29/05/2008

Orthographe... Ortograf... Néo-français... Socialo-français 2

Dans le même ordre d'idées, celle-là n'est pas mal non plus (merci encore à mon fils cadet)

Photo 458

Traduction :

"ATTENTION

Si vous êtes garé sur cet emplacement à 8h

nous serons forcés d'appeler une dépanneuse"

ou

"Si vous étiez garé sur cet emplacement à 8h

nous serions forcés d'appeler une dépanneuse."

Passons sur l'omission du conditionnel, peut-être volontaire afin d'augmenter l'impact du message. Néanmoins, les autres fautes sont liées à une méconnaissance importante de l'orthographe et de la grammaire. Celles-ci n'ont presque plus été enseignées aux enfants et adolescents depuis les années 75 - 80, à peu près, ou alors de manière absconse, verbeuse et inefficace. Comme si instits et profs avaient décidé de se muer en petits analystes critiques de la langue et de ses règles, de les réinterpréter dans un sens sous-orwellien propre à déboulonner l'ordre bourgeois dans leur esprit, et d'enseigner à leurs élèves le salmigondis incompréhensible qui en a résulté - au lieu des règles d'une expression écrite correcte.

On voit clairement ce clivage lorsqu'on lit les textes postés sur internet : on peut estimer l'âge des intervenants selon leur degré de (mé)connaissance du couple maudit orthographe/grammaire. 

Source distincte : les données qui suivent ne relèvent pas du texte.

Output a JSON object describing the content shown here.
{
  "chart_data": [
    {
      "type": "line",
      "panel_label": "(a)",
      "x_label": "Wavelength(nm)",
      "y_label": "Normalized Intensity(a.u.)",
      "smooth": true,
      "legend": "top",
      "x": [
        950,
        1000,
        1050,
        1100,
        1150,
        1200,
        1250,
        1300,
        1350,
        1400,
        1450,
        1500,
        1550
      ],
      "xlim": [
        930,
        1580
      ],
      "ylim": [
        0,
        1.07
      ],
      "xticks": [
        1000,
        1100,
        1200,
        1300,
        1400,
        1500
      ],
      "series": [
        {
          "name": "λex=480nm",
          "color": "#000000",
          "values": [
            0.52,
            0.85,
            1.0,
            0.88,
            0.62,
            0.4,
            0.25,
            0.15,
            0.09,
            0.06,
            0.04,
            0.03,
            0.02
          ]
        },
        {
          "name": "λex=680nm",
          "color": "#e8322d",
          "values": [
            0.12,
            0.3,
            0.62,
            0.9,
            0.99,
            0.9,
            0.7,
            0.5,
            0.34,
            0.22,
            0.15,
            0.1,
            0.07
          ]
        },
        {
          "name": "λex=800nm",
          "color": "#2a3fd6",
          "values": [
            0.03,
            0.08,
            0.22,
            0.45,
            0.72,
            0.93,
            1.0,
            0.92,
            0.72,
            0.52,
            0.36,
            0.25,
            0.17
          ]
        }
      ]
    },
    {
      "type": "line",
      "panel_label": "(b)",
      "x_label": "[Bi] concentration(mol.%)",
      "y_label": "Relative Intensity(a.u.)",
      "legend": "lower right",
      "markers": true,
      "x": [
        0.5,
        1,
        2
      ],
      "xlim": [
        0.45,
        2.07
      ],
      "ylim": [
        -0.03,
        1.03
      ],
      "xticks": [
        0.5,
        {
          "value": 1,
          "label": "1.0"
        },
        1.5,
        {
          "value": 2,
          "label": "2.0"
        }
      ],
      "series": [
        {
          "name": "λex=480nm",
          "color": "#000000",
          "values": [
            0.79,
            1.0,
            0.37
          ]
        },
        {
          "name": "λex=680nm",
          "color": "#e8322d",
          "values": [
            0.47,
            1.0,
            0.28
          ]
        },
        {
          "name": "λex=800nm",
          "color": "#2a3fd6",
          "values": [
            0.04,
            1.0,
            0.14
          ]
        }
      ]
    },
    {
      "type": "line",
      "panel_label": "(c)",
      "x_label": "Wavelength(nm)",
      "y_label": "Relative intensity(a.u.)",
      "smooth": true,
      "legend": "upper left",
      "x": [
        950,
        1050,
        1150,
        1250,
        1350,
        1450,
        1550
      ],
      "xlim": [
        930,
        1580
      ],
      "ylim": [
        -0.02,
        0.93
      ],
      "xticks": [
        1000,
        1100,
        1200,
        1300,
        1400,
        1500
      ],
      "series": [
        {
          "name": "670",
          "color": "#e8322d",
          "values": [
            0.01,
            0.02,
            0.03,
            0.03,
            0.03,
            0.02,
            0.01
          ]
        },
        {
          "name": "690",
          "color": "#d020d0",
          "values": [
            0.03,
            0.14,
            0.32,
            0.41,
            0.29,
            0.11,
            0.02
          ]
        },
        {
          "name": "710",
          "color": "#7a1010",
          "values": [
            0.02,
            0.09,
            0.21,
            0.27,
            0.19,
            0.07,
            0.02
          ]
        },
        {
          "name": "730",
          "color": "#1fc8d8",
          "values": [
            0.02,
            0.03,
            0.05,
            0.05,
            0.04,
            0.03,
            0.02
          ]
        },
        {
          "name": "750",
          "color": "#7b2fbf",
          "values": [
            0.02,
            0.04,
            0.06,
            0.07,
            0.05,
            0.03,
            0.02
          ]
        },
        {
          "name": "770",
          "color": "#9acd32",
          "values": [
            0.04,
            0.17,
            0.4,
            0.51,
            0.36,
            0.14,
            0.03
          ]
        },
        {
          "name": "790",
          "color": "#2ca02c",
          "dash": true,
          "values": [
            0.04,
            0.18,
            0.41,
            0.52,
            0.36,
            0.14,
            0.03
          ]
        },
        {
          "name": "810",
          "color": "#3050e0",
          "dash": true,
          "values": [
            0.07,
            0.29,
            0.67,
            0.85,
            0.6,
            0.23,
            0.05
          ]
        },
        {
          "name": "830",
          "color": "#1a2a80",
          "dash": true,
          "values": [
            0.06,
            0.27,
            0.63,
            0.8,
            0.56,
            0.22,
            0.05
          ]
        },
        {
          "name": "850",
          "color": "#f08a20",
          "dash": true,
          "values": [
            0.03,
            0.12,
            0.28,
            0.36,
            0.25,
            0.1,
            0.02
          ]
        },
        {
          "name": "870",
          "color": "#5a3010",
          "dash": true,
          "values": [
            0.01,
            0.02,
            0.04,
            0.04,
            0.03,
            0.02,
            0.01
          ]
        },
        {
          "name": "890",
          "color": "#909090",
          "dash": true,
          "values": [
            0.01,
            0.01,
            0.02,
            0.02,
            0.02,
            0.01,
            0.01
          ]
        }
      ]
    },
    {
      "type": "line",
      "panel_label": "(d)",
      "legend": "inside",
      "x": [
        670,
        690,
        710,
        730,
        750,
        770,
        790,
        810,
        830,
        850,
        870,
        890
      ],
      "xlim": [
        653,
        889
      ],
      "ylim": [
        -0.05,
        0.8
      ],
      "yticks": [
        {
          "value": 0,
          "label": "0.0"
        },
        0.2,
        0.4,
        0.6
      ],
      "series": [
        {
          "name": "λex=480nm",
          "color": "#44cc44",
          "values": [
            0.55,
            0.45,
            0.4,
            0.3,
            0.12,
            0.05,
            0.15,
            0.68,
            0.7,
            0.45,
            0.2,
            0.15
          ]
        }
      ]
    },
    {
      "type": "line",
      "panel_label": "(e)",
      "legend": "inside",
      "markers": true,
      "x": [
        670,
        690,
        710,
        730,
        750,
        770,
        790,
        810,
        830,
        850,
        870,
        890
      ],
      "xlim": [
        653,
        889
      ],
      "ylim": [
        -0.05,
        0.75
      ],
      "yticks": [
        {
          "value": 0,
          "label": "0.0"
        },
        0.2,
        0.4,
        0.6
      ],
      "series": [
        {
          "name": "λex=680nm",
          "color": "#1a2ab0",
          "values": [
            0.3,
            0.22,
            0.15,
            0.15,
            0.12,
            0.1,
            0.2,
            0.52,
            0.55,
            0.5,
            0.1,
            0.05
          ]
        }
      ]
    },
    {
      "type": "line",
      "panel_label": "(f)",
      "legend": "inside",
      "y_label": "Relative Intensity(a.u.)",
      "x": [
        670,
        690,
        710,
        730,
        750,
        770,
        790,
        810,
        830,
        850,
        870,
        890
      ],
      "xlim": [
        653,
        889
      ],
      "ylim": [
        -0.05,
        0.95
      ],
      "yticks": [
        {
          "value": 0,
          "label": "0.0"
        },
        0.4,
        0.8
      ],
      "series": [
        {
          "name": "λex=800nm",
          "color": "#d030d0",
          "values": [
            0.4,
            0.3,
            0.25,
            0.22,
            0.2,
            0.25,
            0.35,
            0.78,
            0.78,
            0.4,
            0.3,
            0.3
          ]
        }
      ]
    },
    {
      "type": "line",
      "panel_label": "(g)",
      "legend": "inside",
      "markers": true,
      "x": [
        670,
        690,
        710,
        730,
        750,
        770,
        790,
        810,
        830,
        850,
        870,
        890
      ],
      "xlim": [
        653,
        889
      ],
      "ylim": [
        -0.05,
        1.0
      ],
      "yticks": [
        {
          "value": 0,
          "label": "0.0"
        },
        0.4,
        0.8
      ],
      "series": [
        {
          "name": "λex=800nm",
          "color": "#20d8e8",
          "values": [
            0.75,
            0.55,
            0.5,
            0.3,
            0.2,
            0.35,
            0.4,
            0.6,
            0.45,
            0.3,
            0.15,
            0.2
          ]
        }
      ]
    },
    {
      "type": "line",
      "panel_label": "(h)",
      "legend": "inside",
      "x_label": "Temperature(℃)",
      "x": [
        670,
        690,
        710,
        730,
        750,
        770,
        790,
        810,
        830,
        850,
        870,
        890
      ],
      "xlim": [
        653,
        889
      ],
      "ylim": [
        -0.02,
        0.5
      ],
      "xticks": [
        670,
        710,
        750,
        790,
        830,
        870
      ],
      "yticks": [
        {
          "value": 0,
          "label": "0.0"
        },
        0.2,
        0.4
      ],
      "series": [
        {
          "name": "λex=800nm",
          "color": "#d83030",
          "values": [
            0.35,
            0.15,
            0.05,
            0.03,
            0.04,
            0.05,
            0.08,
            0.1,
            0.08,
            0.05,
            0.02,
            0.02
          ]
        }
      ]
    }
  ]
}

Outre les onomatopées et les syncopages de la langue SMS (en voie de disparition rapide ces derniers temps, me semble-t-il), la dérive principale actuelle tient en un mot : phonétique. Comme on ne sait comment écrire un mot, on place les lettres qui semblent les plus pertinentes dans le sens où on les entend. Ce qui donne des fautes aussi graves que les confusions de la préposition "et" et du verbe "est", du verbe avoir (conjugué sous les formes "ai" ou "ait", p. ex.) et du verbe être sous la forme "est", de l'incapacité à différencier futur (j'irai, p.ex.) et conditionnel (j'irais), etc. Sans parler des incertitudes liées aux règles d'élision et d'utilisation des traits d'union ("a t'il" à la place du correct "a-t-il", la lettre "t" ayant été ajoutée pour satisfaire aux règles d'euphonie de la langue française et devant donc être reliée aux mots qui l'encerclent par des traits, alors que l'apostrophe indique toujours qu'une lettre a été supprimée - "élidée").

L'orthographe et la grammaire sont-elles importantes?

Bien sûr.

Outre le fait que les gens vous jugent à votre niveau de connaissances en l'évaluant par rapport au leur, ces deux ensembles de règles vous permettent d'utiliser votre langue de façon à formuler des idées claires et logiques. Or, comme le principal véhicule de la pensée de la majorité des gens est constitué de mots, mettre le contrôle des mots hors de leur atteinte, c'est mutiler leur capacité de raisonnement, et donc d'action.

Ça semble bien beau, mais n'est-ce pas un peu excessif? L'orthographe, la grammaire sont-elles vraiment aussi importantes que je viens de le dire?

Dans un moyen de communication, la partie formelle s'oppose souvent à la production de fautes plus ou moins graves. Pour mettre en évidence la valeur de cette partie formelle, transposons orthographe et grammaire dans un autre langage, bien connu  (même s'il est généralement craint) de la majorité de la population : les mathématiques. Et tenons-nous en à l'arithmétique :

Orthographe : 2 s'écrit 2, et non 3 ou 6.

Grammaire : + signifie ajouter, et non retrancher.

Si nous utilisions sans savoir les diverses règles du calcul arithmétique, comment pourrions-nous régler un problème aussi simple que 2 + 2 ?

Voilà à quoi les petits maîtres issus de mai 68 ont condamné les élèves les moins favorisés.

Dans tous les domaines vitaux, les fumisteries gauchistes lèsent les plus faibles avant tout.